Sarlito Wirawan Sarwono ;   Guru Besar Fakultas Psikologi Universitas Indonesia
                                                  KORAN SINDO, 02 Agustus 2015 

                                                                                                                                                           
                                                                                                                                                           

Beberapa waktu yang lalu, masih dalam suasana lebaran, sebagian pemudik sudah balik ke Jakarta, tetapi belum pada kerja, masih nyantai-nyantai di rumah.

Saya seperti biasa olahraga jalan kaki, pagi-pagi, keliling kompleks perumahan saya dan kampung-kampung di sekitar kompleks.
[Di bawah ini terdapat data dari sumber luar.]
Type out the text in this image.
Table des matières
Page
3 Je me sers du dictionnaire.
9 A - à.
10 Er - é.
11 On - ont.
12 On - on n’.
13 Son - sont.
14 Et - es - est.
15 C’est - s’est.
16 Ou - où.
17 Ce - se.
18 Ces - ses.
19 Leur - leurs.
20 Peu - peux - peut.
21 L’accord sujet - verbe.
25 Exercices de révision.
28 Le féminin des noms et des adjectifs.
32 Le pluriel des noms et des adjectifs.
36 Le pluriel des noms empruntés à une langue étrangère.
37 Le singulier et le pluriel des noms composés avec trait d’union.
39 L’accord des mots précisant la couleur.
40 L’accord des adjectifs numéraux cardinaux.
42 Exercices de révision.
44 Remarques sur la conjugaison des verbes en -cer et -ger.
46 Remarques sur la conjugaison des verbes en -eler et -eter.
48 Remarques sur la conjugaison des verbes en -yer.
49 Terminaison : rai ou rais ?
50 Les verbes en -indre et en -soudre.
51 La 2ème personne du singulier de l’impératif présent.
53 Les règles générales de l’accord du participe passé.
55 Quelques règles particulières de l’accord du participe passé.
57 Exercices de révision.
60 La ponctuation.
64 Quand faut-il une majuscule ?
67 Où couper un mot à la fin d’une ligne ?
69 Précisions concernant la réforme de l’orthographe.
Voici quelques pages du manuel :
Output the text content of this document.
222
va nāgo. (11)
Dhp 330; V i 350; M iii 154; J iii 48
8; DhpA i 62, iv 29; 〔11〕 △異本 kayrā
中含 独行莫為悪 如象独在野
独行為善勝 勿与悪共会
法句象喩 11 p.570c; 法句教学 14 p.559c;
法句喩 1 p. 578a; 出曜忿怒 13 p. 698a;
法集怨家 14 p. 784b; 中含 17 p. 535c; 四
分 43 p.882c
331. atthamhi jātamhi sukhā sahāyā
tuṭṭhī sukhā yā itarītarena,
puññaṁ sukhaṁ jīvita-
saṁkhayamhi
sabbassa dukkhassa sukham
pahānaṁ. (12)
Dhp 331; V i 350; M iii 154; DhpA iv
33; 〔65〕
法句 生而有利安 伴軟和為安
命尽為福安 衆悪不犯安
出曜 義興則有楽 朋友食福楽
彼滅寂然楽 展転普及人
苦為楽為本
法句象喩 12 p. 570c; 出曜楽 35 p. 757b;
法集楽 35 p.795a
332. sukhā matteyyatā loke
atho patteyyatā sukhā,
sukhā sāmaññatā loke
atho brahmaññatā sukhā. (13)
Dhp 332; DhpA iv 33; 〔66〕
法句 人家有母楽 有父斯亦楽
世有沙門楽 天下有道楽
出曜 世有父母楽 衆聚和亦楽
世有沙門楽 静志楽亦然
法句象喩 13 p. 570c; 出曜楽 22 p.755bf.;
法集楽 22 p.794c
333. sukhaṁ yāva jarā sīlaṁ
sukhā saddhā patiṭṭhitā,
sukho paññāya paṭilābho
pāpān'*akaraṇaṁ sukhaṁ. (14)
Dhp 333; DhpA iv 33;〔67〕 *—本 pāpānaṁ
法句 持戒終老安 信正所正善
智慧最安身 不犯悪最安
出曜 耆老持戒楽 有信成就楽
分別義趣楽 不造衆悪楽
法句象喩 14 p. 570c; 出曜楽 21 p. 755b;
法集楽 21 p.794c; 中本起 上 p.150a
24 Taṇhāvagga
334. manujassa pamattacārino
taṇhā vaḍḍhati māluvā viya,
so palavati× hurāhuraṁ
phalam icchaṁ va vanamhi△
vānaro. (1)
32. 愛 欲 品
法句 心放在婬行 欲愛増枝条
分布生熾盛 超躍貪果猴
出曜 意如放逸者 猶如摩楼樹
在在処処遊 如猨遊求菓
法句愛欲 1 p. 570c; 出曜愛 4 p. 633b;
Di salah satu kampung itu, tempat permukiman orang Betawi, sambil berjalan santai, saya mencuri dengar percakapan dua ibu muda. Ibu yang pertama (Ibu I) sedang membawa jalan-jalan anak balitanya (sekitar umur 2,5 tahun) dan melewati rumah ibu yang kedua (Ibu II), yang sedang santai berdiri di pintu pagar rumahnya, sambil menonton orang-orang yang lewat (tentunya termasuk saya).

Ketika melihat Ibu I dengan balitanya, Ibu II menyapa si balita (bukan menyapa ibunya), ”Eeeeh.... baru pulang mudik, Neng?” ”Iya... bayu balik, kemayin, cing”, Ibu I menjawab dengan suara dicadelkan dan dikecilkan seakan suara anak bayi yang baru bisa ngomong. ”Seneng, dong. Ketemu sama siapa saja di Jawa, kamu Neng?” lanjut Ibu II (buat orang Betawi, Jakarta tidak terletak di Pulau Jawa, sehingga kalau mereka bilang Jawa, tidak termasuk Jakarta).

”Iya... cium tangan sama embah, sama Pak De....”, jawab Ibu I lagi, yang bukan orang Betawi, tetap dengan suara dicadelkan dan dikecilkan. Sementara itu si balita sendiri berdiri diam, kepalanya mendongak ke atas untuk melihat muka Ibu II yang mungkin kelihatannya aneh buat si balita. Dia tidak sadar bahwa dirinya sedang dijadikan wayang golek, dengan ibunya sendiri sebagai dalang dan Ibu I yang aneh itu sebagai lawan bicaranya.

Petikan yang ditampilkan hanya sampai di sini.